The services provided through ADSAFE
methods can include
communication with the network and manipulation of the DOM. The ADSAFE
methods are provided by the page to give the widgets restricted access
to essential services. It is not safe to give a widget direct access
to any DOM node because access to any DOM node gives access to the document
object, which gives unrestricted access to the entire tree and to the
network. It is safe to give a widget indirect access to the DOM through
methods that assure that no capability leakage occurs.
In order for a widget to be approved by ADsafe, it may not
make use of any global variables except the ADSAFE
object (or other global variables that a site may designate). It
may not define any global variables, and it may not contain any
code that could give the guest code access to the window
object or document
object.
All ADsafe approved library files must conform to this pattern:
ADSAFE.lib("name", function (lib) { "use strict"; // This is where the code for the library module is placed. It cannot // access the document unless the guest code passes the dom parameter // to its methods. The optional lib parameter gives it access to the // currently loaded libraries. return { // Return an object containing the library module's privileged methods. // The script can get access to this object at lib.name. }; });
It uses the JSLint option {adsafe: true, fragment: false}
.
A library file contains a call to ADSAFE.lib
, which allows
the file to identify itself and to pass an object to the guest code.
ADSAFE.lib
can only be called at the top of a script
file. It cannot be called from any other location. Calls to ADSAFE.lib
must occur after the call to ADSAFE.id
, but before
the call to ADSAFE.go
.
ADSAFE.id
can only be called at the top of the widget’s
first script. It cannot be called from any other location.
ADSAFE.go
can only be called from an inline script.
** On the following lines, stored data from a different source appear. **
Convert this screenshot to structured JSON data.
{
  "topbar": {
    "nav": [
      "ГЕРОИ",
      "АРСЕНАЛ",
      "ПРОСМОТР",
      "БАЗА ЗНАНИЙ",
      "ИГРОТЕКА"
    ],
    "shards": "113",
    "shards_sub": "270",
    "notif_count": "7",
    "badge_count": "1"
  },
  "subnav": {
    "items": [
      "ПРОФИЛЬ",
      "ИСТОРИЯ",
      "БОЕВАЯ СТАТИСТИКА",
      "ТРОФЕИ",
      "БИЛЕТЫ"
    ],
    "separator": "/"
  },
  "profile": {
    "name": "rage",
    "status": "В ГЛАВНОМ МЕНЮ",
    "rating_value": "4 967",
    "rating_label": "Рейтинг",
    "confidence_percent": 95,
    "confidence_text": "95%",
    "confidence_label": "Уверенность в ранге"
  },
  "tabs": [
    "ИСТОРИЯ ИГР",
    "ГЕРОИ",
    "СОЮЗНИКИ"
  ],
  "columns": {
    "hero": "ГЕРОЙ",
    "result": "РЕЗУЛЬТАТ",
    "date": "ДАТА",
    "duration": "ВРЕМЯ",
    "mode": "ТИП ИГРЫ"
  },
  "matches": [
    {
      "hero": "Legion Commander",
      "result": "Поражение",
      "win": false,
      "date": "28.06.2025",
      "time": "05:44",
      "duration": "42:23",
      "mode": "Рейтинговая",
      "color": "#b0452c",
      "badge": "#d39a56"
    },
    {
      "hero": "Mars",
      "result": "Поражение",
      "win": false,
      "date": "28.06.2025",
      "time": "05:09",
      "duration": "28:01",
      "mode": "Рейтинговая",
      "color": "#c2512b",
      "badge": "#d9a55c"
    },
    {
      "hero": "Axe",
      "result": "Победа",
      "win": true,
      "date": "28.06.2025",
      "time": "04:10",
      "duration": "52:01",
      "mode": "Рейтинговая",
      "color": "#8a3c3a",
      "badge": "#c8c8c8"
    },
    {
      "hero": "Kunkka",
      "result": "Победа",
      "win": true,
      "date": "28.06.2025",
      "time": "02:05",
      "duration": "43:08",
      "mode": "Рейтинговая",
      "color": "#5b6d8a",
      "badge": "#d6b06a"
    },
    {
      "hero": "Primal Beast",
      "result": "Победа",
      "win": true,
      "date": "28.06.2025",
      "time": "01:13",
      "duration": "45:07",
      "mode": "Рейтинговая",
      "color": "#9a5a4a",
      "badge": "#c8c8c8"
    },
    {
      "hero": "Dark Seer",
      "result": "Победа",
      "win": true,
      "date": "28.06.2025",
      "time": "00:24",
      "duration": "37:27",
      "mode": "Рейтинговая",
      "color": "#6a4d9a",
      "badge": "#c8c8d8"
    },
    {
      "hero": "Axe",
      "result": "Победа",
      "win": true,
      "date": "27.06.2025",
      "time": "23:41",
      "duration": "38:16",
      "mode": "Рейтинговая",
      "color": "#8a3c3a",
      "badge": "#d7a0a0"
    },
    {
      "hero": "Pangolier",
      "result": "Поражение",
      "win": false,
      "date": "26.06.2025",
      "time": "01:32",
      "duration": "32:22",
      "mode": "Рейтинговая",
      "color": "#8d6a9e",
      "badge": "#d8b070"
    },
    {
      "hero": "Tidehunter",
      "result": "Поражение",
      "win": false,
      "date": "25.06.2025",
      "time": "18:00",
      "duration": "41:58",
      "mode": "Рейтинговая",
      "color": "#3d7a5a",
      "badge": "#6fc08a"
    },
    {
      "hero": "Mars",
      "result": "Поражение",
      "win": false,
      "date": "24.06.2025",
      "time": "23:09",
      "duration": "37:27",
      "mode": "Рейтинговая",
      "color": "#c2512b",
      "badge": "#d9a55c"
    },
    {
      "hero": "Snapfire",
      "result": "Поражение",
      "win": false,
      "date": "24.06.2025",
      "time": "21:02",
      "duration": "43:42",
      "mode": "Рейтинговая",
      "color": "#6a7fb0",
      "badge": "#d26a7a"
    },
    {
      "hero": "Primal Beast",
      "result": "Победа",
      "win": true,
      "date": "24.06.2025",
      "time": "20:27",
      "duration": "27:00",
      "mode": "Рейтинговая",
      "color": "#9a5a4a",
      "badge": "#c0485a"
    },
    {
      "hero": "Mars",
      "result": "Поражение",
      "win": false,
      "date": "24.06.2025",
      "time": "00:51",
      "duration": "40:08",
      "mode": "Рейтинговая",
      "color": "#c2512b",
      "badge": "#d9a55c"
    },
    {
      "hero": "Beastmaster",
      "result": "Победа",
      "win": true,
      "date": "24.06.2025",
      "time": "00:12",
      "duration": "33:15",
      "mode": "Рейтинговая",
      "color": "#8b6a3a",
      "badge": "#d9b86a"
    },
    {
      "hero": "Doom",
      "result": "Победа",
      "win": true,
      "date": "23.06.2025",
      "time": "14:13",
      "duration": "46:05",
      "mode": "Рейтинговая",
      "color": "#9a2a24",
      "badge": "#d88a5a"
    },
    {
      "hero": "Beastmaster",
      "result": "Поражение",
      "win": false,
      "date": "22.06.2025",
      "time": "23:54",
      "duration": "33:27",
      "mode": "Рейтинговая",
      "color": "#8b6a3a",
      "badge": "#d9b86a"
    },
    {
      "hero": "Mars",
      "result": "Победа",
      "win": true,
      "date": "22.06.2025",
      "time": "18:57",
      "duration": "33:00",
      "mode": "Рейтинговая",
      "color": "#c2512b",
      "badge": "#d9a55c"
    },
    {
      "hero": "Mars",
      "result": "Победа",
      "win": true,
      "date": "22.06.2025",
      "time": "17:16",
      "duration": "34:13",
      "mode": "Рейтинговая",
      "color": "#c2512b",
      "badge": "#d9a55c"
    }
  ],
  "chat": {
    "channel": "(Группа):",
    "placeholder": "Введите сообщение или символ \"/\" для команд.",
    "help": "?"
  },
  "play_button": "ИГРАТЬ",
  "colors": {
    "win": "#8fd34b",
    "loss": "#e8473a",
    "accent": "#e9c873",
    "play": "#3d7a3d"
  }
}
It cannot be called from a file. It can only be called once. It
must be called from the last script block in the fragment.
The id
of the widget’s containing <div>
must exactly match the id passed to the ADSAFE.id
and ADSAFE.go
methods.
The ADsafe verifier is able to statically enforce all of these
restrictions.
If the page wants to modify the dom and lib objects
and the bunch prototype object that are given to the widget,
it pass a function to the ADSAFE._intercept
method. The function will be
called before the function that is supplied with ADSAFE.go
.
This can be used to add or remove or modify the methods that are provided
to the widget.
ADSAFE._intercept(function (id, dom, lib, bunch) { "use strict"; // Do not allow widgets to set position to absolute. // This is to prevent phishing and other annoyances. var style = bunch.prototype.style; bunch.prototype.style = function (name, value) { if (name.toLowerCase() === 'position' && value.toLowerCase() === 'absolute') { throw { name: 'error', message: 'position:absolute is not allowed' } } return style.apply(this, arguments); }; });
A page could allow inter-widget communication by providing communication
methods to the lib object. A page could allow a method
to change the src
of a node.
The file adsafe.js
contains the
runtime component that provides the ADSAFE
object, and should be loaded before all interceptors and widgets. The
file template.html contains the template
for a widget. The file template.js contains
the template for a JavaScript library file.